JCuda.cudaMemcpy(Pointer.to(array), d_keys, n * Sizeof.INT,
cudaMemcpyKind.cudaMemcpyDeviceToHost);
Sorry to interrupt you so many times.
Lemon
Hello
With the example you posted, I can reproduce the problem. However, it does not seem to be related to cudaMempcy: When inserting the line
JCuda.cudaThreadSynchronize();
after the call to cudppSort, it throws the exception at this line. This is obviously a case of an error code that is returned due to an asynchronous launch (as stated in the documentation of all CUDA API functions: “Note that this function may also return error codes from previous, asynchronous launches.”.
In this case, the error code seems to come from cudppSort.
I just tested the “radixsort” example from the NVIDA (which is, as far as I know, nearly the same as the CUDPP version) and for me it prints
Sorting 1048576 32-bit unsigned int keys and values
. estradixsort.cpp(277) : cudaSafeCall() Runtime API error : unspecified launch failure.
This happens even for 1048576 values, so there is something completely wrong, but I’m not sure in how far this also applies to CUDPP. A websearch on “unspecified launch failure” radixsort yields some results, which are also related to CUDPP, but none of them being helpful…
Maybe there is an (undocumented) limit of the size for a radixsort in CUDPP? (They are already working on documentation of size limits…)
I’ll probably have take a closer look at this and do some more tests of the CUDPP sort function to find out what might be the reason for this.
BTW: Does the radixsort example from NVIDIA work for you?

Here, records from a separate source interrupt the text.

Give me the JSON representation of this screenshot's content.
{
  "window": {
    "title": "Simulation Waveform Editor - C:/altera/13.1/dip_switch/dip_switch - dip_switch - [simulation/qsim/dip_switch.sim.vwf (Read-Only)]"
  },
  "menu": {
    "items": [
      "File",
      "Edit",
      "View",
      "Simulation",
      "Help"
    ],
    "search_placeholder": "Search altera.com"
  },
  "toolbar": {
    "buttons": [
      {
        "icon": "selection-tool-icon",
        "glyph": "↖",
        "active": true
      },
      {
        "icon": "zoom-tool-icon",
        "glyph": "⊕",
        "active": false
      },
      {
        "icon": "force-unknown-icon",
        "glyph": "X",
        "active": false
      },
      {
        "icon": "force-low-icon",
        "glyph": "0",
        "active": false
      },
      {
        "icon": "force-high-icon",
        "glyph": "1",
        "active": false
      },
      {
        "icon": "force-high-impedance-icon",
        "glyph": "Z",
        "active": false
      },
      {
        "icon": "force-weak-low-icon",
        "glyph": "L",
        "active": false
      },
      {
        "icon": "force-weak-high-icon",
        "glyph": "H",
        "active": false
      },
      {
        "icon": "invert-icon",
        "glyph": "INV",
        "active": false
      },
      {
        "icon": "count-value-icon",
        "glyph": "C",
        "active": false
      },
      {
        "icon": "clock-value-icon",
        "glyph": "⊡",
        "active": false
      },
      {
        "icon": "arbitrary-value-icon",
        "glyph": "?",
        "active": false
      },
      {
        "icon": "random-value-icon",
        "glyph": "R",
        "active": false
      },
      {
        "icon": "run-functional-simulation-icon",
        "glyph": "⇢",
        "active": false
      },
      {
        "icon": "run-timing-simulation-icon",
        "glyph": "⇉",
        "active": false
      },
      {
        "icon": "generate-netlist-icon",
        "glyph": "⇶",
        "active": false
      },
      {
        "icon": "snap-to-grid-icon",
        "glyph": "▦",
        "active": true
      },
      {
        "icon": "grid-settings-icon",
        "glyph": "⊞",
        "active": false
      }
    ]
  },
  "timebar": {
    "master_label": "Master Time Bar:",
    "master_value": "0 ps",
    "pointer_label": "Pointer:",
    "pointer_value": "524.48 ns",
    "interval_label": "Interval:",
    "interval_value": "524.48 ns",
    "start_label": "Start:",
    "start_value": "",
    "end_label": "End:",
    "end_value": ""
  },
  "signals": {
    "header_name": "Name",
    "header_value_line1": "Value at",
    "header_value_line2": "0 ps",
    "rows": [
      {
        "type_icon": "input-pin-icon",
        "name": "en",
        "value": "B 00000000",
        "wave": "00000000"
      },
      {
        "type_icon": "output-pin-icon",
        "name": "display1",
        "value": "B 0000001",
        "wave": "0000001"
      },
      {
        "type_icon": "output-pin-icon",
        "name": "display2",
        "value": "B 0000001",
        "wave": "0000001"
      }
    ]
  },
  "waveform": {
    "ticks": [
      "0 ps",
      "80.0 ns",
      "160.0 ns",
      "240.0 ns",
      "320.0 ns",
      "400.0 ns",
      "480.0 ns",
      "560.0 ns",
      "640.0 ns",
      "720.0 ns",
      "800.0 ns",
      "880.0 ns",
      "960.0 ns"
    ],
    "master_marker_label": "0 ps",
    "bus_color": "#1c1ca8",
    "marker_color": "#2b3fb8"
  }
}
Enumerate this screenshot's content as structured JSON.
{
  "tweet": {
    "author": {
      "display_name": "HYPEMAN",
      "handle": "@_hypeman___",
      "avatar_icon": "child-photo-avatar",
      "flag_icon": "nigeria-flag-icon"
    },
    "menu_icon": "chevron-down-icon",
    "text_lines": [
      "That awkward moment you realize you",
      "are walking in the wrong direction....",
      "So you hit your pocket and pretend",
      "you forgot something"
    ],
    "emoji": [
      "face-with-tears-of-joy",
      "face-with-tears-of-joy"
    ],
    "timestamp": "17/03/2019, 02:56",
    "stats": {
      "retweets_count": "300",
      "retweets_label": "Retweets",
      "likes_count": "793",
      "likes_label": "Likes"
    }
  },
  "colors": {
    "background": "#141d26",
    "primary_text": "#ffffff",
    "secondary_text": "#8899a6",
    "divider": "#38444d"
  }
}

It’s really strange that it fails for me even for such a small array…
bye
Hi Marco,
I can successfully run the radixsort of the NVIDIA SDK (sdk_3.0_win_32) by visual studio 2008.
c:\Documents and Settings\All Users\Application Data\NVIDIA Corporation\NVIDIA G
PU Computing SDK\C\bin\win32\Debug\radixsort.exe Starting...
Using CUDA device [0]: GeForce GT 240
Sorting 1048576 32-bit unsigned int keys and values
radixSort, Throughput = 30.3455 MElements/s, Time = 0.03455 s, Size = 1048576 el
ements, NumDevsUsed = 1, Workgroup = 256
PASSED
Press <Enter> to Quit...
-----------------------------------------------------------
It fails to run if i set the number = 63,000,000 (-n=63000000) .
Using CUDA device [0]: GeForce GT 240
First-chance exception at 0x7c812a6b in radixsort.exe: Microsoft C++ exception: cudaError_enum at memory location 0x0012fc04..
The thread 'Win32 Thread' (0xc70) has exited with code 1 (0x1).
The program '[2908] radixsort.exe: Native' has exited with code 1 (0x1).
Lemon
I ran another test of the radixsort example, and now it seems to work (I had compiled it with a wrong setup).
However, it was working for 50 Million elements, whereas for 65 Million elements it crashes. In release mode, I got the same error message that you posted, but after compiling and running it in debug mode it showed
Sorting 65000000 32-bit unsigned int keys and values
CUDA Error RadixSort::initialize() : out of memory
I had a look at the specified function. The documentation states that the keys and values are sorted „in-place“. I assumed that this means that there are no additional temporary arrays created for the keys&values, but in fact, during the initialization, some temporary arrays are created: One for the keys, one for the values, and 3 additional (smaller) arrays. This simply is too much, because then you have 465Millionsizeof(int)+some smaller arrays which is >1GB. So it is obviously not possible to sort more than ~64 Million Key-Value pairs with CUDPP on a 1GB card…
Depending on the application case, it could(!) be possible to sort two halves of the arrays, and merge them afterwards (on the CPU, if necessary), but of course this would have a considerable performance impact…